(Dubaï) Plus d’un mois après avoir qualifié l’intervention américaine au Moyen-Orient de « pire décision » de l’histoire de son pays, Donald Trump a envoyé un porte-avions dans le détroit d’Ormuz en vue de rassurer ses alliés dans une région marquée par les tensions avec l’Iran.

Mohamad Ali Harissi
Agence France-Presse

Le passage cette semaine de l’USS Abraham Lincoln par ce détroit stratégique entre l’Iran et les Émirats arabes unis vise à « démontrer la détermination » des États-Unis à faire respecter la liberté de navigation, a affirmé l’US Navy.  

Pourtant dans un tweet le 9 octobre, le locataire de la Maison-Blanche avait critiqué avec véhémence la présence militaire des États-Unis au Moyen-Orient.

Après s’être récemment désengagés de Syrie, où ils luttaient avec leurs alliés kurdes contre le groupe djihadiste État islamique, les États-Unis ont récemment renforcé leur présence plus au sud, dans une région du Golfe riche en pétrole et comptant d’importants acheteurs d’armes.

Washington a organisé des formations, annoncé le déploiement de troupes supplémentaires et lancé une coalition maritime basée à Bahreïn pour protéger la navigation dans les eaux du Golfe, secouées ces derniers mois par une série d’attaques attribuées à l’Iran, qui dément.

« Tentative désespérée »

Pour Andreas Kreig, professeur au King’s College London, cette « démonstration de force » intervient à un moment où « le fossé se creuse entre les garanties verbales de sécurité des États-Unis dans la région et leur inaction sur le terrain ».

« C’est une tentative désespérée de rassurer les alliés dans le Golfe », déclare-t-il à l’AFP.

Depuis plus de sept décennies, les États-Unis ont joué un rôle essentiel dans une région minée par les conflits, notamment celui de policier et de protecteur des monarchies du Golfe face principalement à l’Iran, ennemi de Washington et de Riyad, chef de file des pays du Golfe.
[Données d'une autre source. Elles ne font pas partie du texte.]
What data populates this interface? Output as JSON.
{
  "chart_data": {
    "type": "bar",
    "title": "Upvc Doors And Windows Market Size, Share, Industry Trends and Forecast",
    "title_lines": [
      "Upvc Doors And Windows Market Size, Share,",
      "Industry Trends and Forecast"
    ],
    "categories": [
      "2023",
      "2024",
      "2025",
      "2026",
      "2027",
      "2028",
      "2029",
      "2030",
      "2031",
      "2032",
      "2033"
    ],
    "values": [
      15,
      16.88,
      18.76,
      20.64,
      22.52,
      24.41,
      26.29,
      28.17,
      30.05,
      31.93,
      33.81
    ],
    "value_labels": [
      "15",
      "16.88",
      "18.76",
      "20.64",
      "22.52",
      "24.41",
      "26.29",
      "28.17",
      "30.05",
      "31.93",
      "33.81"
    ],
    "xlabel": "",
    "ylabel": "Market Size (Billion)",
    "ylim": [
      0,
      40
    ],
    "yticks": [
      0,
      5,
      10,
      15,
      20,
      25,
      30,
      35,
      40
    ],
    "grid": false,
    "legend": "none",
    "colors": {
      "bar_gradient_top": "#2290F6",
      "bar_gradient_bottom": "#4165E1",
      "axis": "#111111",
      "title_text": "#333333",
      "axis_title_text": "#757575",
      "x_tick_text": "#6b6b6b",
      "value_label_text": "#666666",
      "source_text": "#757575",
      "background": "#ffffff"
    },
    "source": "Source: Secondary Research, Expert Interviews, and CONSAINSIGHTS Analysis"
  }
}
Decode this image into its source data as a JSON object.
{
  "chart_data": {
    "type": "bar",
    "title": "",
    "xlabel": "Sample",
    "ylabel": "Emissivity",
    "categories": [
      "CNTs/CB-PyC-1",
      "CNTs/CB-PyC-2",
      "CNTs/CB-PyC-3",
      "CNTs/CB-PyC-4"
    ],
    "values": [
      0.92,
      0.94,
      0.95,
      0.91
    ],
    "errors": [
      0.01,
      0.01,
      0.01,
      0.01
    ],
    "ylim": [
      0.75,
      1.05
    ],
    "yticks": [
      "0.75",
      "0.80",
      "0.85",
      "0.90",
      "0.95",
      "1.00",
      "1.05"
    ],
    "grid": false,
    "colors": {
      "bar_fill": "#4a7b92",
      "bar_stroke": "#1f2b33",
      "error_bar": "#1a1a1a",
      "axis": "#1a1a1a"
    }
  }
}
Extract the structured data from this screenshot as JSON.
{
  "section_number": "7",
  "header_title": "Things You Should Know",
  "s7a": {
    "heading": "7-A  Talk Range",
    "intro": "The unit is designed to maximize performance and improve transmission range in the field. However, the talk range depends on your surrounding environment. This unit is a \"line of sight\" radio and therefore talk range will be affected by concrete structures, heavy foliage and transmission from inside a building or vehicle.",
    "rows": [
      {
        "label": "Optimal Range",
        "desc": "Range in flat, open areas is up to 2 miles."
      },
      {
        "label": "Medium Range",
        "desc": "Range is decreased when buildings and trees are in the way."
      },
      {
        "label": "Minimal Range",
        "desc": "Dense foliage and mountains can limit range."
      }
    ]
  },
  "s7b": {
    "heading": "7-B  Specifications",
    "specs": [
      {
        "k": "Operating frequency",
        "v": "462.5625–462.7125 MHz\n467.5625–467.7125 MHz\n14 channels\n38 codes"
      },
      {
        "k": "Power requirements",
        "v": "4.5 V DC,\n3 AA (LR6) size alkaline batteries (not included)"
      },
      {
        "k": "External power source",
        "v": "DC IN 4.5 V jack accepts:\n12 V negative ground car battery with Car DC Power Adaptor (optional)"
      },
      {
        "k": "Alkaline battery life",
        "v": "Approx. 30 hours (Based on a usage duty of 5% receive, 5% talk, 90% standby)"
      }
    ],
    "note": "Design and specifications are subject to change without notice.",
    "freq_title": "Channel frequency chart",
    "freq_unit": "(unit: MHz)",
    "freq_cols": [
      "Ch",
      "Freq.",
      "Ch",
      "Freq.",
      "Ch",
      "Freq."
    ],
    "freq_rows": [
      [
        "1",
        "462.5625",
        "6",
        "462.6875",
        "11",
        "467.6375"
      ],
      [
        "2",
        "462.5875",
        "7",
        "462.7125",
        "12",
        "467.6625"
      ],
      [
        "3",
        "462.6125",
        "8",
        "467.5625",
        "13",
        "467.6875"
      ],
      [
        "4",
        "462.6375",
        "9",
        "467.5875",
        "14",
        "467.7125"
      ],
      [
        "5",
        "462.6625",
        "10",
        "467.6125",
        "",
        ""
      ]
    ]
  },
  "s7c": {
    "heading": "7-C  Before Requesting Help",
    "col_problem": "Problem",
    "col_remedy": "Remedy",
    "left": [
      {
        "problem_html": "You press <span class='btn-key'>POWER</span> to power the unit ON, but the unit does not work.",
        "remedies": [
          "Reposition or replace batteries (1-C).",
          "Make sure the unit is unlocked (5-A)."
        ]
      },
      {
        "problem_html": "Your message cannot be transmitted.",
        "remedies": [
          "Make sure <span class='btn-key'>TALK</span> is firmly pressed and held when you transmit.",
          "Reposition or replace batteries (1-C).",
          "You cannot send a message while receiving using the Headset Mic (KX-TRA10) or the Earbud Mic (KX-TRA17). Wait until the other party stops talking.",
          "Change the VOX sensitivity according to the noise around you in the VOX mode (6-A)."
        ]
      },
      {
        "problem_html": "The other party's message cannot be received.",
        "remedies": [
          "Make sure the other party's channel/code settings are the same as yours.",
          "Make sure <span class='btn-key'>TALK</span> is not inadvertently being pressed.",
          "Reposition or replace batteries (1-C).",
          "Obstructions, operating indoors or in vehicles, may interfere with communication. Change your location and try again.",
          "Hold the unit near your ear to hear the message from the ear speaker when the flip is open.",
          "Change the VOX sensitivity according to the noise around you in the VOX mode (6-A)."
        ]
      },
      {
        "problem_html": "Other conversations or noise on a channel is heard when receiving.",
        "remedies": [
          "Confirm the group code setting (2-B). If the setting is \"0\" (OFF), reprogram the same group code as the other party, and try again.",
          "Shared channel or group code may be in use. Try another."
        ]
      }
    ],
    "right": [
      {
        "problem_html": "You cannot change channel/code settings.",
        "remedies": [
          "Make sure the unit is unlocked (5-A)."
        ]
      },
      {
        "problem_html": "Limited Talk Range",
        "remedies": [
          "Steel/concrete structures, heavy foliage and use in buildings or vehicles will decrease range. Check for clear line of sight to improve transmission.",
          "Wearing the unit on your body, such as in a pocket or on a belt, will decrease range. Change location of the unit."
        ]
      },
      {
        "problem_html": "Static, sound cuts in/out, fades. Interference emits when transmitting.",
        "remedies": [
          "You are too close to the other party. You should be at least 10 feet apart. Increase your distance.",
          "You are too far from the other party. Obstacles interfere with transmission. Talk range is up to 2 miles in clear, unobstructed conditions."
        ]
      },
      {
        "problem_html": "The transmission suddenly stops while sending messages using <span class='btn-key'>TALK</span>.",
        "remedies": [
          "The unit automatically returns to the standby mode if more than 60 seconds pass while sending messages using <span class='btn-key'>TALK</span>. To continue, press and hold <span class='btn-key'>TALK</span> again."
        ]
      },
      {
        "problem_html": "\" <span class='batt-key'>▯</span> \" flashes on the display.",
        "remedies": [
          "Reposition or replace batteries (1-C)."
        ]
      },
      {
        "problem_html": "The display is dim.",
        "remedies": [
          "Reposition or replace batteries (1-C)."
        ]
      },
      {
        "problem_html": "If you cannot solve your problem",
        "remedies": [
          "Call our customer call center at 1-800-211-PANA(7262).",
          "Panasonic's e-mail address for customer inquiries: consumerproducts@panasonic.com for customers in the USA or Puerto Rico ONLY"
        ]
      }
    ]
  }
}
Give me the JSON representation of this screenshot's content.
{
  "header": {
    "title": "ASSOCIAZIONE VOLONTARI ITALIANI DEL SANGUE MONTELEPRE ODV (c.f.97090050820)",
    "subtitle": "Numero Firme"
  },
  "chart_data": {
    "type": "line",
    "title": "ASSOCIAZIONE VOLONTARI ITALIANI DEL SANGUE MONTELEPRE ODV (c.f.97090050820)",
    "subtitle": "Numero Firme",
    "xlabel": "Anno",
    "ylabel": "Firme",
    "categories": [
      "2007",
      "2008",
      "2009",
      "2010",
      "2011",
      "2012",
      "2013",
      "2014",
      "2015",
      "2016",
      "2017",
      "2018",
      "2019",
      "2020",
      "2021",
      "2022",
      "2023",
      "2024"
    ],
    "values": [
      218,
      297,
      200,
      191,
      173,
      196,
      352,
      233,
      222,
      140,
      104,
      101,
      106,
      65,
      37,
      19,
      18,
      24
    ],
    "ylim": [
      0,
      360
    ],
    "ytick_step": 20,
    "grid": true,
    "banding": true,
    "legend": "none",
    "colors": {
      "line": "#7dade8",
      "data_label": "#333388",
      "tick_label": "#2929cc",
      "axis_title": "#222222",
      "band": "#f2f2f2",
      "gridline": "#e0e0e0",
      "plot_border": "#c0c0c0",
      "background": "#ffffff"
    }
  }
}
Avec son tweet, M. Trump a suscité des doutes sur les intentions des États-Unis dans la région, semblant vouloir redéfinir la stratégie née des rencontres en 1945 entre le roi saoudien Abdel Aziz ben Saoud et le président américain Franklin D. Roosevelt.

Mais ces derniers mois, les tensions dans le Golfe se sont intensifiées. Un drone américain a notamment été abattu en juin par l’Iran et en septembre des installations majeures du géant pétrolier saoudien Aramco ont été attaquées. Téhéran en a été accusé, mais les États-Unis se sont abstenus de toutes représailles.

Faire passer un porte-avions par le détroit d’Ormuz « est certainement censé envoyer un message de défi et de force après des mois d’humiliation infligée par l’Iran », estime M. Kreig.

Le dernier passage de ce détroit – par lequel transite près d’un tiers du pétrole brut mondial acheminé par voie maritime – par un porte-avions américain remonte à avril 2019, selon le Pentagone.

Le détroit d’Ormuz est particulièrement vulnérable en raison de sa faible largeur, 50 kilomètres environ, et de sa profondeur, qui n’excède pas 60 mètres. La République islamique menace régulièrement de le bloquer en cas de confrontation avec les États-Unis.

« Rester une menace crédible »

« Il est presque certain que les États-Unis ne quitteront pas le Golfe. Même dans le cadre de la politique de Trump […], ils doivent rester une menace crédible face à l’Iran », explique à l’AFP Aleksander Mitreski, analyste spécialisé dans les questions de sécurité.

Les États-Unis ont encore quelque 60 000 soldats dans la région, y compris à Bahreïn, siège de la 5e Flotte.

Les bases américaines dans la région, y compris celle d’Al-Oudeid au Qatar, la plus grande du Moyen-Orient, sont essentielles pour les opérations contre des cibles parfois lointaines comme en Asie et en Afrique.

Le Pentagone a par ailleurs annoncé le 11 octobre l’envoi de milliers de soldats supplémentaires en Arabie saoudite pour protéger le royaume de l’Iran, le premier déploiement du genre depuis 2003.

Pour décrire la relation complexe entre les États-Unis et le Moyen-Orient, l’ex-directeur de la CIA, le général à la retraite David Petraeus, a eu recours à une comparaison audacieuse qui a provoqué des rires lors d’une conférence à Abou Dabi le mois dernier.

« C’est un peu comme si Michael Corleone essayait de quitter la mafia », a-t-il ironisé, en l’allusion au héros du film « Le parrain » de Francis Ford Coppola.

« C’est pratiquement impossible » pour les États-Unis de se retirer de la région, selon lui. « Vous pouvez essayer, mais vous allez être rappelés à la réalité […] En fait, aucun pays ne peut nous remplacer », a-t-il dit.